Pilihan yang mungkin tersedia termasuk menjual bangunan yang tidak terpakai, menyewakan ruang kantor yang tidak terpakai, menjual peralatan kantor dan pabrik yang tidak terpakai, membuang persediaan yang berlebihan atau yang berlebihan, hutang penjualan dan, jika tidak dapat dihindari, staf yang berlebihan.

Selain itu, semua biaya overhead yang tidak perlu juga harus dihilangkan.

9. Implementasi sistem dan prosedur baru/update
Tinjauan menyeluruh terhadap sistem dan prosedur yang ada akan diperlukan untuk mencapai tujuan dari rencana transformasi bisnis. menerapkan perubahan jika perlu; Perlu dicatat bahwa kelanjutan praktik lama hampir pasti akan mengarah pada hasil lama yang sama.

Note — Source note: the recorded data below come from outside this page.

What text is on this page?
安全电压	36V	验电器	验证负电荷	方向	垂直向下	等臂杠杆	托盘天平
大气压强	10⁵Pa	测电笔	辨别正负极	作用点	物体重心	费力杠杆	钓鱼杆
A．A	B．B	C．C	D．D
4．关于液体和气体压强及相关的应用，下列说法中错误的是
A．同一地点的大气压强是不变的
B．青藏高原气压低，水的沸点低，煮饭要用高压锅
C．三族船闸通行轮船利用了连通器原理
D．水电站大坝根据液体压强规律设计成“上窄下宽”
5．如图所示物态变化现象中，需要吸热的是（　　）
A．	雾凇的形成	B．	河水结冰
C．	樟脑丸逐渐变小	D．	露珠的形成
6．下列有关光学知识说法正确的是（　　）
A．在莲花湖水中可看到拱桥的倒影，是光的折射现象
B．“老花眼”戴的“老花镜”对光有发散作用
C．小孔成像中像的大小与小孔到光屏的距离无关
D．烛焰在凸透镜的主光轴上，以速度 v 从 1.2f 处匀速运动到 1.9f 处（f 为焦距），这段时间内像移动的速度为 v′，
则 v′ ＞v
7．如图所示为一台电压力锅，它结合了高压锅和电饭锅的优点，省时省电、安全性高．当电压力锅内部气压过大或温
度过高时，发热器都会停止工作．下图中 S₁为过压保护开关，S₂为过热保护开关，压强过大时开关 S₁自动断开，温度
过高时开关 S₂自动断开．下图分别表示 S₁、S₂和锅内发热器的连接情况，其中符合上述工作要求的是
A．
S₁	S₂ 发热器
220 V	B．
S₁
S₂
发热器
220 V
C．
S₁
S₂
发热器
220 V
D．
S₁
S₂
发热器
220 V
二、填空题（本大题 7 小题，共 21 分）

Perubahan positif dan menguntungkan mungkin diperlukan dan karyawan harus diberitahu tentang hal ini, sehingga mereka memahami peran mereka dalam lingkungan bisnis baru.

10. Pantau, ukur, dan ambil tindakan
Selama proses transformasi bisnis, hasil harus diukur secara teratur terhadap rencana dan tindakan korektif yang diambil jika perlu. Indikator Kinerja Utama (KPI) yang akan memberikan gambaran tentang kinerja bisnis harus ditentukan dan tersedia setiap hari, mingguan, atau bulanan.

KPI harus mencakup ukuran keuangan dan non-keuangan dan mencerminkan aspek penting dari bisnis yang akan menentukan keberhasilan atau kegagalan.

Akhirnya, akan diinginkan untuk secara proaktif mengkomunikasikan kemajuan transformasi kepada semua pihak yang berkepentingan – karyawan, pelanggan, pemasok serta lembaga keuangan.

Asalkan prinsip-prinsip manajemen bisnis yang baik digunakan, hasil diukur dan tren positif dilaporkan, kontrol bisnis harus dikembalikan. Namun, pekerjaan transformasi bisnis tidak boleh dianggap sebagai satu kali saja. Pengalaman yang diperoleh selama proses transformasi harus diadopsi untuk menghindari pengulangan kesalahan masa lalu.